A clear return and ‘cloudy’ outlook for Tripwire’s only deal

Contact: Brenon Daly

Exactly a year ago, Tripwire made its first and only acquisition in its 14-year history, picking up the assets of Activeworx. The tiny startup added log management technology to Tripwire, an IT configuration and compliance vendor. The deal itself, which only set Tripwire back about $3m, was a fittingly quiet purchase of a company that had lived a pretty quiet life. On Thursday, Tripwire took that technology to the cloud.

Although Tripwire actually closed its pickup of Activeworx last August, it only began talking about its log management offering, which is based on the acquisition, earlier this year. It also only began selling its log management offering earlier this year. As it was rolling out the offering, we noted that the log management market looked awfully crowded. But so far, Tripwire appears to be getting a solid return on its Activeworx buy. From a standing start, Tripwire’s Log Center business has generated about $2m of license sales in the first two quarters of 2010. (And to be clear, that’s GAAP revenue, as listed in the company’s latest amendment to its S-1 filed with the SEC, not some loosey-goosey figure that has been rounded way up.)

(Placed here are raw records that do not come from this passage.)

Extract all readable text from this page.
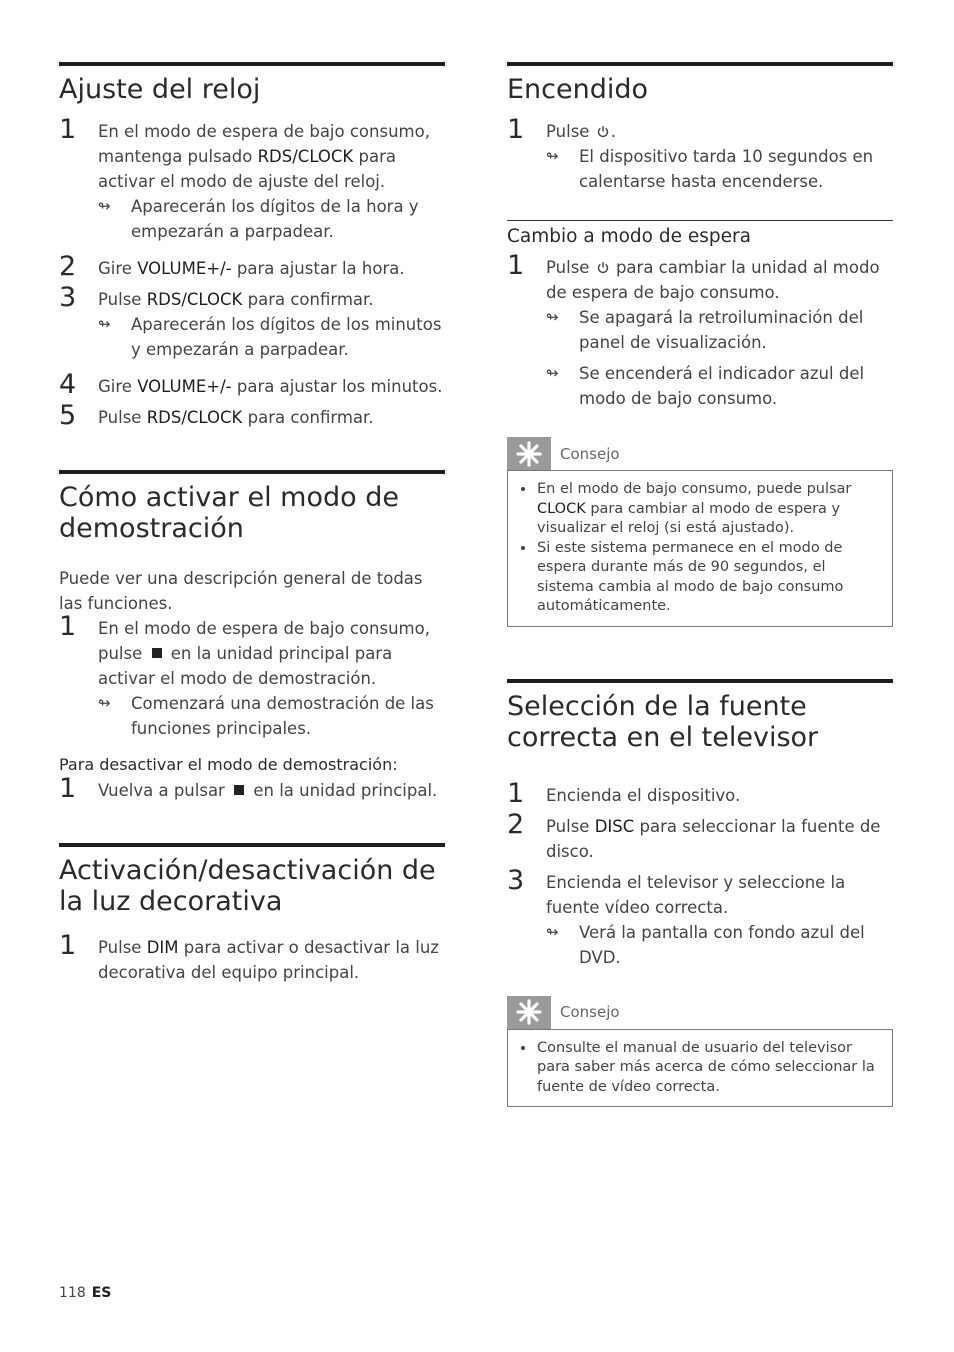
Ajuste del reloj
1 En el modo de espera de bajo consumo, mantenga pulsado RDS/CLOCK para activar el modo de ajuste del reloj.
↬ Aparecerán los dígitos de la hora y empezarán a parpadear.
2 Gire VOLUME+/- para ajustar la hora.
3 Pulse RDS/CLOCK para confirmar.
↬ Aparecerán los dígitos de los minutos y empezarán a parpadear.
4 Gire VOLUME+/- para ajustar los minutos.
5 Pulse RDS/CLOCK para confirmar.
Cómo activar el modo de demostración

Puede ver una descripción general de todas las funciones.

1 En el modo de espera de bajo consumo, pulse  en la unidad principal para activar el modo de demostración.
↬ Comenzará una demostración de las funciones principales.
Para desactivar el modo de demostración:
1 Vuelva a pulsar  en la unidad principal.
Activación/desactivación de la luz decorativa
1 Pulse DIM para activar o desactivar la luz decorativa del equipo principal.
Encendido
1 Pulse .
↬ El dispositivo tarda 10 segundos en calentarse hasta encenderse.
Cambio a modo de espera
1 Pulse  para cambiar la unidad al modo de espera de bajo consumo.
↬ Se apagará la retroiluminación del panel de visualización.
↬ Se encenderá el indicador azul del modo de bajo consumo.
Consejo
• En el modo de bajo consumo, puede pulsar CLOCK para cambiar al modo de espera y visualizar el reloj (si está ajustado).
• Si este sistema permanece en el modo de espera durante más de 90 segundos, el sistema cambia al modo de bajo consumo automáticamente.
Selección de la fuente correcta en el televisor
1 Encienda el dispositivo.
2 Pulse DISC para seleccionar la fuente de disco.
3 Encienda el televisor y seleccione la fuente vídeo correcta.
↬ Verá la pantalla con fondo azul del DVD.
Consejo
• Consulte el manual de usuario del televisor para saber más acerca de cómo seleccionar la fuente de vídeo correcta.
118 ES
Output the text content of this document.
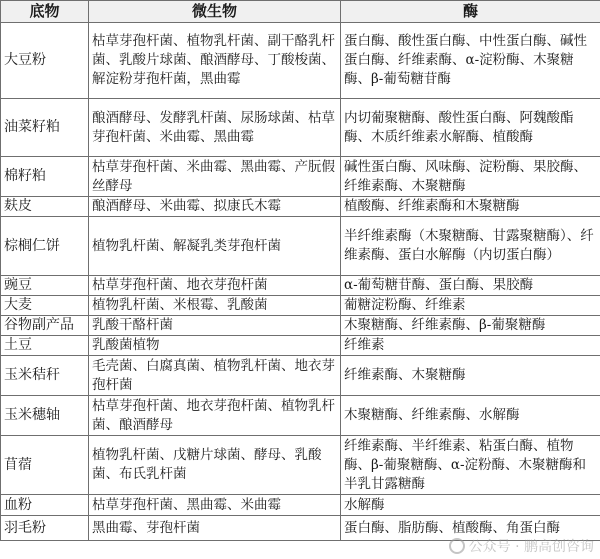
底物	微生物	酶
大豆粉	枯草芽孢杆菌、植物乳杆菌、副干酪乳杆菌、乳酸片球菌、酿酒酵母、丁酸梭菌、解淀粉芽孢杆菌，黑曲霉	蛋白酶、酸性蛋白酶、中性蛋白酶、碱性蛋白酶、纤维素酶、α-淀粉酶、木聚糖酶、β-葡萄糖苷酶
油菜籽粕	酿酒酵母、发酵乳杆菌、尿肠球菌、枯草芽孢杆菌、米曲霉、黑曲霉	内切葡聚糖酶、酸性蛋白酶、阿魏酸酯酶、木质纤维素水解酶、植酸酶
棉籽粕	枯草芽孢杆菌、米曲霉、黑曲霉、产朊假丝酵母	碱性蛋白酶、风味酶、淀粉酶、果胶酶、纤维素酶、木聚糖酶
麸皮	酿酒酵母、米曲霉、拟康氏木霉	植酸酶、纤维素酶和木聚糖酶
棕榈仁饼	植物乳杆菌、解凝乳类芽孢杆菌	半纤维素酶（木聚糖酶、甘露聚糖酶）、纤维素酶、蛋白水解酶（内切蛋白酶）
豌豆	枯草芽孢杆菌、地衣芽孢杆菌	α-葡萄糖苷酶、蛋白酶、果胶酶
大麦	植物乳杆菌、米根霉、乳酸菌	葡糖淀粉酶、纤维素
谷物副产品	乳酸干酪杆菌	木聚糖酶、纤维素酶、β-葡聚糖酶
土豆	乳酸菌植物	纤维素
玉米秸秆	毛壳菌、白腐真菌、植物乳杆菌、地衣芽孢杆菌	纤维素酶、木聚糖酶
玉米穗轴	枯草芽孢杆菌、地衣芽孢杆菌、植物乳杆菌、酿酒酵母	木聚糖酶、纤维素酶、水解酶
苜蓿	植物乳杆菌、戊糖片球菌、酵母、乳酸菌、布氏乳杆菌	纤维素酶、半纤维素、粘蛋白酶、植物酶、β-葡聚糖酶、α-淀粉酶、木聚糖酶和半乳甘露糖酶
血粉	枯草芽孢杆菌、黑曲霉、米曲霉	水解酶
羽毛粉	黑曲霉、芽孢杆菌	蛋白酶、脂肪酶、植酸酶、角蛋白酶
公众号 · 鹏高创咨询
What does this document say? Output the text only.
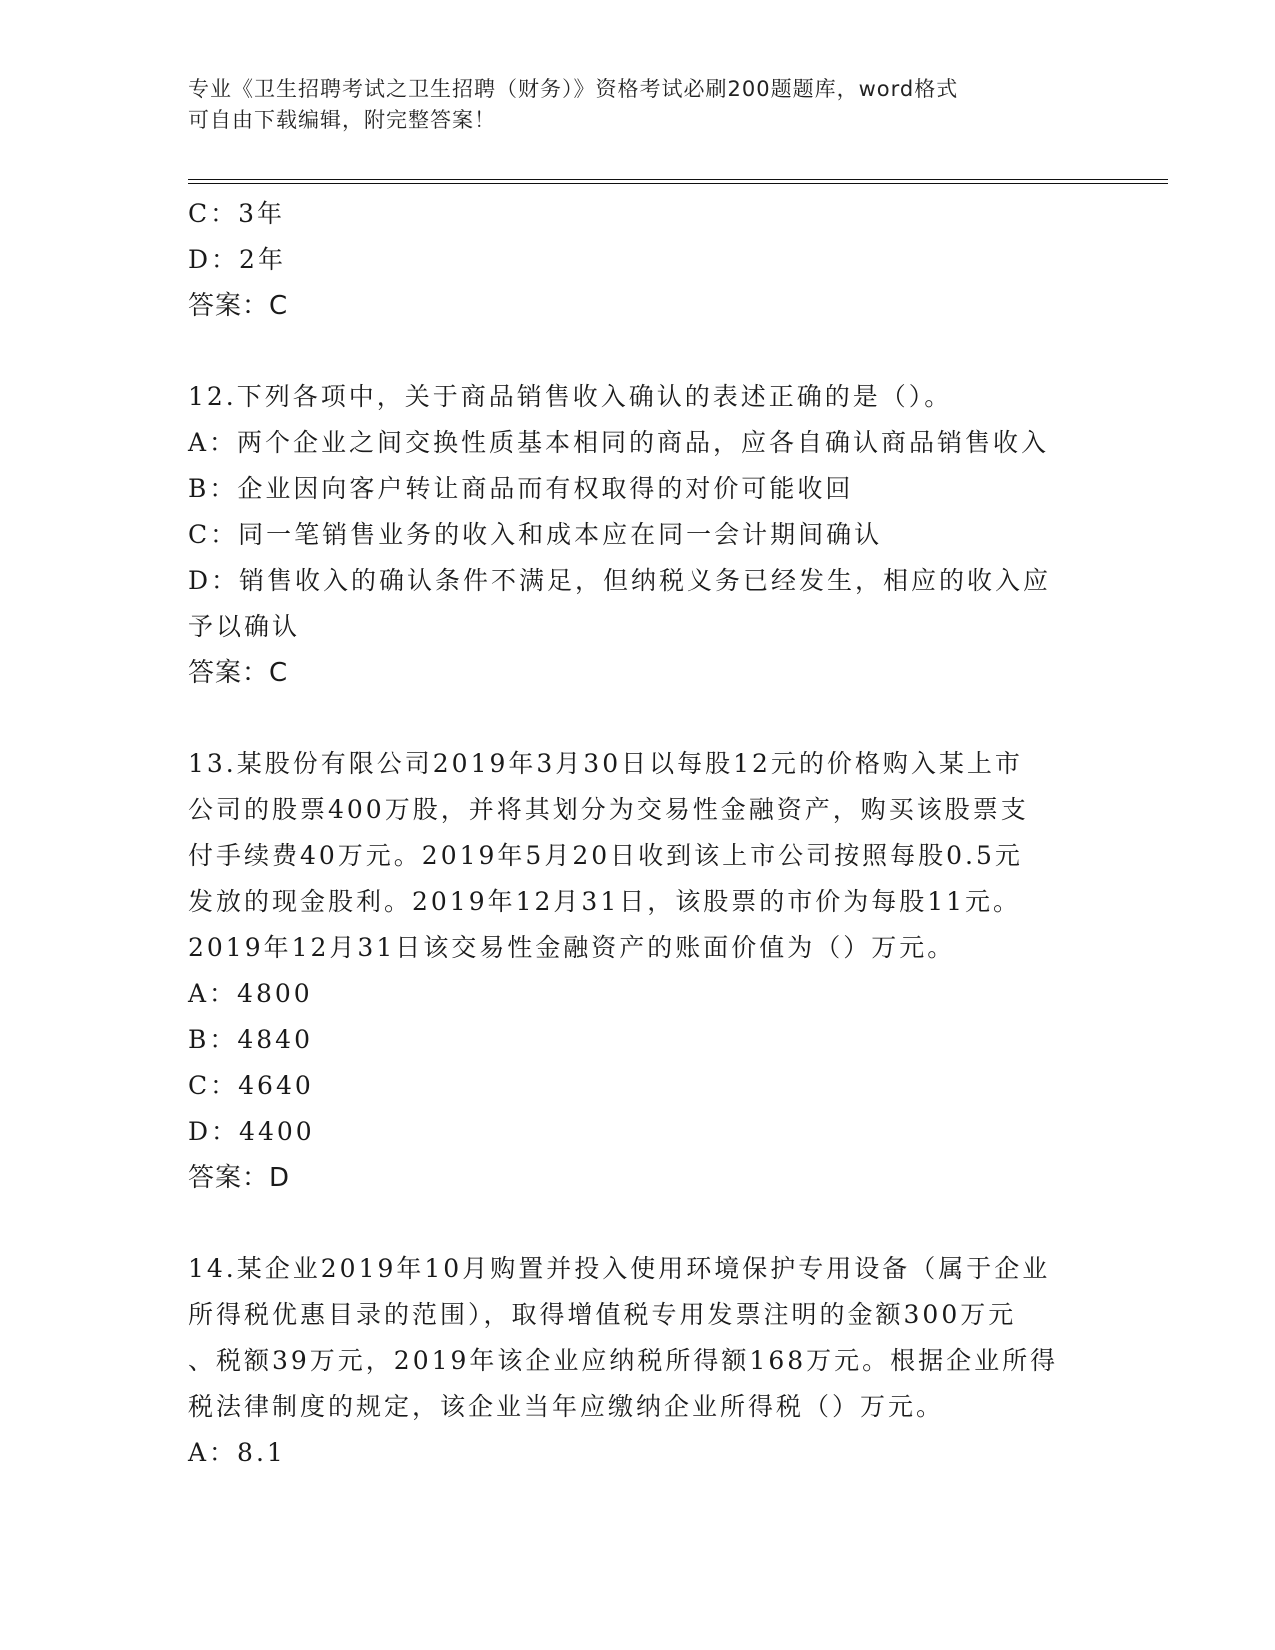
专业《卫生招聘考试之卫生招聘（财务）》资格考试必刷200题题库，word格式
可自由下载编辑，附完整答案！
C：3年
D：2年
答案：C
12.下列各项中，关于商品销售收入确认的表述正确的是（）。
A：两个企业之间交换性质基本相同的商品，应各自确认商品销售收入
B：企业因向客户转让商品而有权取得的对价可能收回
C：同一笔销售业务的收入和成本应在同一会计期间确认
D：销售收入的确认条件不满足，但纳税义务已经发生，相应的收入应
予以确认
答案：C
13.某股份有限公司2019年3月30日以每股12元的价格购入某上市
公司的股票400万股，并将其划分为交易性金融资产，购买该股票支
付手续费40万元。2019年5月20日收到该上市公司按照每股0.5元
发放的现金股利。2019年12月31日，该股票的市价为每股11元。
2019年12月31日该交易性金融资产的账面价值为（）万元。
A：4800
B：4840
C：4640
D：4400
答案：D
14.某企业2019年10月购置并投入使用环境保护专用设备（属于企业
所得税优惠目录的范围），取得增值税专用发票注明的金额300万元
、税额39万元，2019年该企业应纳税所得额168万元。根据企业所得
税法律制度的规定，该企业当年应缴纳企业所得税（）万元。
A：8.1
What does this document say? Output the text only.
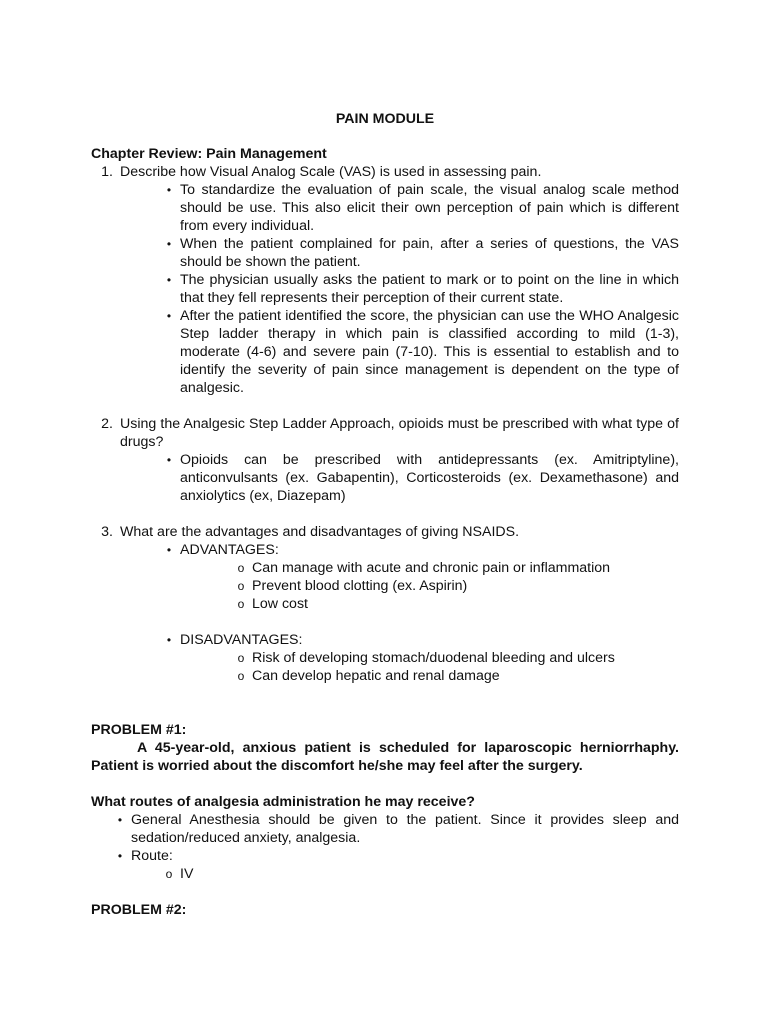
PAIN MODULE
Chapter Review: Pain Management
1. Describe how Visual Analog Scale (VAS) is used in assessing pain.
• To standardize the evaluation of pain scale, the visual analog scale method should be use. This also elicit their own perception of pain which is different from every individual.
• When the patient complained for pain, after a series of questions, the VAS should be shown the patient.
• The physician usually asks the patient to mark or to point on the line in which that they fell represents their perception of their current state.
• After the patient identified the score, the physician can use the WHO Analgesic Step ladder therapy in which pain is classified according to mild (1-3), moderate (4-6) and severe pain (7-10). This is essential to establish and to identify the severity of pain since management is dependent on the type of analgesic.
2. Using the Analgesic Step Ladder Approach, opioids must be prescribed with what type of drugs?
• Opioids can be prescribed with antidepressants (ex. Amitriptyline), anticonvulsants (ex. Gabapentin), Corticosteroids (ex. Dexamethasone) and anxiolytics (ex, Diazepam)
3. What are the advantages and disadvantages of giving NSAIDS.
• ADVANTAGES:
o Can manage with acute and chronic pain or inflammation
o Prevent blood clotting (ex. Aspirin)
o Low cost
• DISADVANTAGES:
o Risk of developing stomach/duodenal bleeding and ulcers
o Can develop hepatic and renal damage
PROBLEM #1:
A 45-year-old, anxious patient is scheduled for laparoscopic herniorrhaphy. Patient is worried about the discomfort he/she may feel after the surgery.
What routes of analgesia administration he may receive?
• General Anesthesia should be given to the patient. Since it provides sleep and sedation/reduced anxiety, analgesia.
• Route:
o IV
PROBLEM #2:
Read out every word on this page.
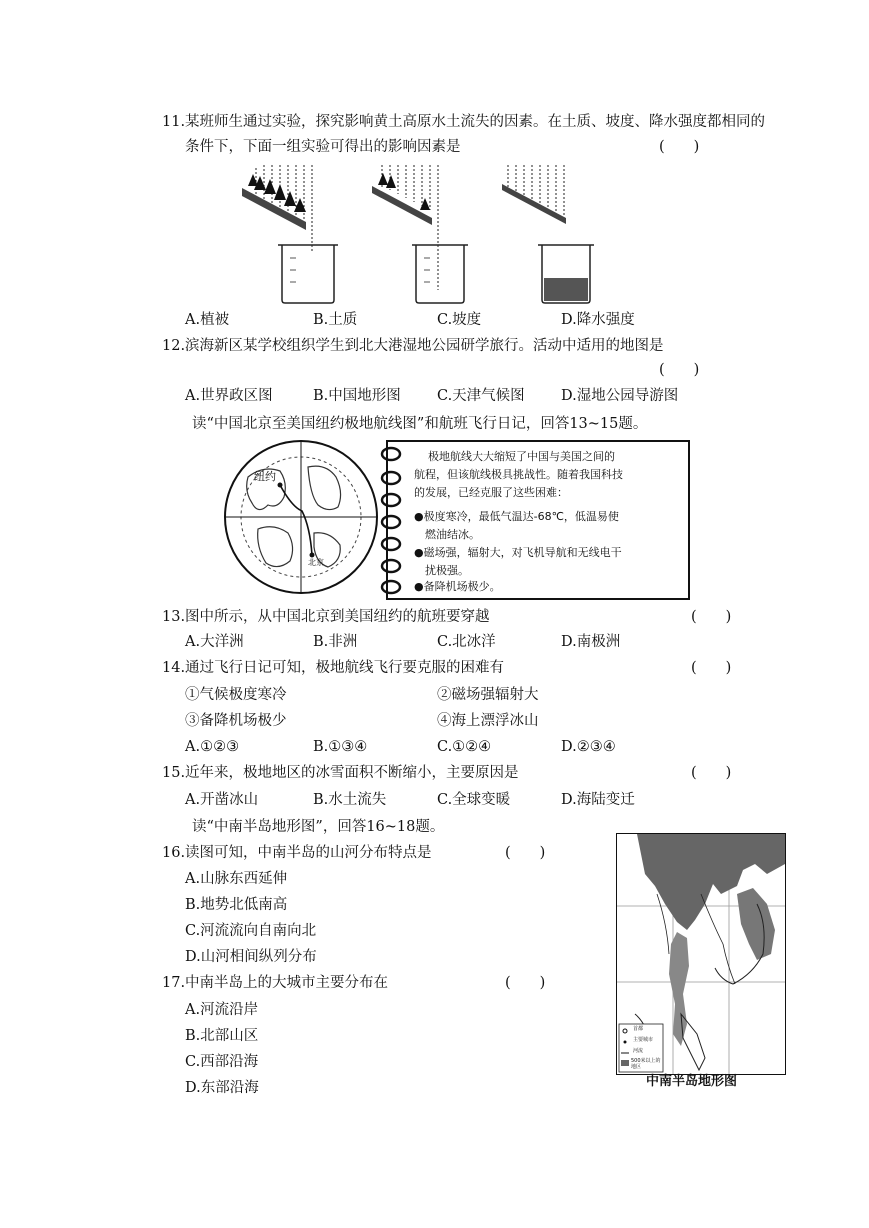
11.某班师生通过实验，探究影响黄土高原水土流失的因素。在土质、坡度、降水强度都相同的
条件下，下面一组实验可得出的影响因素是	(　　)
A.植被	B.土质	C.坡度	D.降水强度
12.滨海新区某学校组织学生到北大港湿地公园研学旅行。活动中适用的地图是
(　　)
A.世界政区图	B.中国地形图 C.天津气候图	D.湿地公园导游图
读“中国北京至美国纽约极地航线图”和航班飞行日记，回答13~15题。
纽约
北京
极地航线大大缩短了中国与美国之间的
航程，但该航线极具挑战性。随着我国科技
的发展，已经克服了这些困难：
●极度寒冷，最低气温达-68℃，低温易使
　燃油结冰。
●磁场强，辐射大，对飞机导航和无线电干
　扰极强。
●备降机场极少。
13.图中所示，从中国北京到美国纽约的航班要穿越	(　　)
A.大洋洲	B.非洲	C.北冰洋	D.南极洲
14.通过飞行日记可知，极地航线飞行要克服的困难有	(　　)
①气候极度寒冷	②磁场强辐射大
③备降机场极少	④海上漂浮冰山
A.①②③	B.①③④	C.①②④	D.②③④
15.近年来，极地地区的冰雪面积不断缩小，主要原因是	(　　)
A.开凿冰山	B.水土流失	C.全球变暖	D.海陆变迁
读“中南半岛地形图”，回答16~18题。
16.读图可知，中南半岛的山河分布特点是	(　　)
A.山脉东西延伸
B.地势北低南高
C.河流流向自南向北
D.山河相间纵列分布
17.中南半岛上的大城市主要分布在	(　　)
A.河流沿岸
B.北部山区
C.西部沿海
D.东部沿海
首都
主要城市
河流
500米以上的地区
中南半岛地形图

Granted, the Log Center contribution is still a small slice of the $18m in total licenses it has sold over the same period, and an even smaller portion of the $40m it tallied as total first-half 2010 revenue. But for a new product introduction, that’s a strong start out of the gate. And today, Tripwire announced a partnership with Terremark through which the datacenter provider will now be offering Log Center to its clients. The on-demand compliance and security arrangement between the two companies marks the first cloud offering from Tripwire.

Having its inaugural acquisition already producing revenue at a strong clip, we suspect that Tripwire will look to return to the market. The only question in our mind is what corporate structure Tripwire will have when it goes shopping again. Will it remain a privately held company, or will it see through its IPO filing and join the ranks of the Nasdaq-listed companies? Or will it – as we have speculated in the past – get snapped up by a larger vendor? From what we’re hearing now, however, a Tripwire trade sale is looking less likely than earlier in the summer. From our perspective, two of the companies that would head any list of likely buyers for Tripwire (McAfee and Hewlett-Packard) have their own M&A events to sort through right now.